Si, au contraire, nous savons que la durée de détention se prolongera et que le passage en détention majeure est inévitable, nous y procédons. L'arrivée en détention majeure peut donner lieu à un second choc carcéral. Les éducateurs de la PJJ accompagnent alors les mineurs détenus pour les préparer à la transition de la structure très protectrice de l'EPM au contexte de la détention majeure. À Porcheville, les éducateurs de la PJJ continuent parfois à les suivre en maison d'arrêt.

Comme à Marseille, 92 % des détenus de l'EPM de Porcheville sont des prévenus. Ce taux est stable depuis plusieurs années. Il convient de noter une évolution du rapport entre les procédures correctionnelles et criminelles : 38 % des mineurs sont placés sous le coup de procédures criminelles et 62 % de procédures correctionnelles, alors que ces pourcentages étaient de 25 % et 75 % respectivement il y a quelques années. Analyser ces données demanderait de connaître les chiffres à l'échelle nationale. Il peut s'agir d'un choix des magistrats parisiens d'orienter davantage les procédures criminelles vers l'EPM. L'établissement de Porcheville a une vocation très régionale. Nous recevons des jeunes de toute l'Île-de-France. Nous savons que les magistrats font parfois le choix de placer un mineur à l'EPM plutôt qu'au QM en fonction de son profil et au regard de la prise en charge proposée. Ce changement de profil peut être analysé de deux façons.

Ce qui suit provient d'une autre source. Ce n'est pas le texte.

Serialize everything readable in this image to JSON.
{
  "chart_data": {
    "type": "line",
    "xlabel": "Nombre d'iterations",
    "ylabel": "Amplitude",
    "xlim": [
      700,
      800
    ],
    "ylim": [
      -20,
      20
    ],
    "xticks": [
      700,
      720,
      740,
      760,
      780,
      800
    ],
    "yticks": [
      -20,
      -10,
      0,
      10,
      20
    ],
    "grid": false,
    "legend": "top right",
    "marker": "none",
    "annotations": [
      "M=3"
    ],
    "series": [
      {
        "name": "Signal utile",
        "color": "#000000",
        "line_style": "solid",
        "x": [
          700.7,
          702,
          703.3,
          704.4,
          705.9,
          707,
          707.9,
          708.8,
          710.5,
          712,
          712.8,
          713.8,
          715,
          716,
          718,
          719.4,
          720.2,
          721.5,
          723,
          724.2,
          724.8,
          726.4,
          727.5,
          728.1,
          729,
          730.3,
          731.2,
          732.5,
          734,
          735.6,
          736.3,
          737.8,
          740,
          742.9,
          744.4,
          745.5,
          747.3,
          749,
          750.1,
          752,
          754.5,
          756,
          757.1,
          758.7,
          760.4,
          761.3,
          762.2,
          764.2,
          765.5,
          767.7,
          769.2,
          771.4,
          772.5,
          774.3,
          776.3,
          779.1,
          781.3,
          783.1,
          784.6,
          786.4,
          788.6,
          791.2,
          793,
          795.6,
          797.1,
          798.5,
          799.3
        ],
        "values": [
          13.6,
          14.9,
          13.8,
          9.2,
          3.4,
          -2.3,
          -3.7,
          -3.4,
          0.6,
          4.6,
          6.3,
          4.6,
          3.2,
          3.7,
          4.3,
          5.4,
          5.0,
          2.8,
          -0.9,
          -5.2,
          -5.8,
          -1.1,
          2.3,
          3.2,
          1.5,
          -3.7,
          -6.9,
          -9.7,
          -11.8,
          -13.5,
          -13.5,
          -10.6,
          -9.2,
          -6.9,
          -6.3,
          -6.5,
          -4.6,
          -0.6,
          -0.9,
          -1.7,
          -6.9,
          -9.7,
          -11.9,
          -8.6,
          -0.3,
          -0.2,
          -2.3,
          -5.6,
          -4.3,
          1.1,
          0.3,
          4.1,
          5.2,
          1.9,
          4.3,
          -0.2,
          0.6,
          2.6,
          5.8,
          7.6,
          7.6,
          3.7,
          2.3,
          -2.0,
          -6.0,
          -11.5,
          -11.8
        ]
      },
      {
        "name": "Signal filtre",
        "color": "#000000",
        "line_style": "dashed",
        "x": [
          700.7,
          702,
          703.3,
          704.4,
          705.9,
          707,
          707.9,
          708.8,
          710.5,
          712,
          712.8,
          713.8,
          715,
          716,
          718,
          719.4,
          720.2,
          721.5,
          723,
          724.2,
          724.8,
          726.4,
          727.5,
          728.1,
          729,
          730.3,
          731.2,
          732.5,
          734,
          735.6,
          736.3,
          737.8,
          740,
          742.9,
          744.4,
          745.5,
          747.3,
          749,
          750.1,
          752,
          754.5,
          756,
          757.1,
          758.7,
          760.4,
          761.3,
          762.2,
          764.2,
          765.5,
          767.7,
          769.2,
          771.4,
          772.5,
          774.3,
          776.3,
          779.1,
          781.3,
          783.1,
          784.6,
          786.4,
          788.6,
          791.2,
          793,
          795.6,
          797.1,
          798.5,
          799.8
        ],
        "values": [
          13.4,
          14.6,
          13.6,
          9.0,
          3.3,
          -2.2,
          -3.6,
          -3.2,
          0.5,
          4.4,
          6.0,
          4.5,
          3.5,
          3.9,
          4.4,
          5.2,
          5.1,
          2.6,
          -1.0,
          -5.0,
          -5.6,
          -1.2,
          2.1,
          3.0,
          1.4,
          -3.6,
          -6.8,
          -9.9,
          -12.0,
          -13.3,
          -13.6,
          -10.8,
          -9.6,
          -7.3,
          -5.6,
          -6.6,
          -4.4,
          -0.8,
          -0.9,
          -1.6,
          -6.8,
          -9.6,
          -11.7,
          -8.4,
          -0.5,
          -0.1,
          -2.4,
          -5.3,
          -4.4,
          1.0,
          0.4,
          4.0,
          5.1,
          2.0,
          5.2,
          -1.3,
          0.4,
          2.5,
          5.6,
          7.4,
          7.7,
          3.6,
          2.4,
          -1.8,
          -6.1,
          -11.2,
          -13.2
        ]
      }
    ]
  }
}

En 2020, la durée moyenne des séjours était de quatre mois, contre trois mois les années précédentes ; la crise sanitaire est peut-être responsable de cet allongement.

Par ailleurs, 15 % des mineurs accueillis ont moins de 16 ans, et 85 % plus de 16 ans. Nous avons enregistré une forte augmentation du nombre de MNA écroués sur l'année 2020, avant que ce nombre diminue à nouveau en 2021. Nous accueillons régulièrement des mineurs écroués dans le cadre d'affaires de terrorisme, notamment trois en 2020 et deux en 2021. C'est un profil que nous suivons régulièrement sans qu'un problème de prosélytisme soit constaté chez ces mineurs.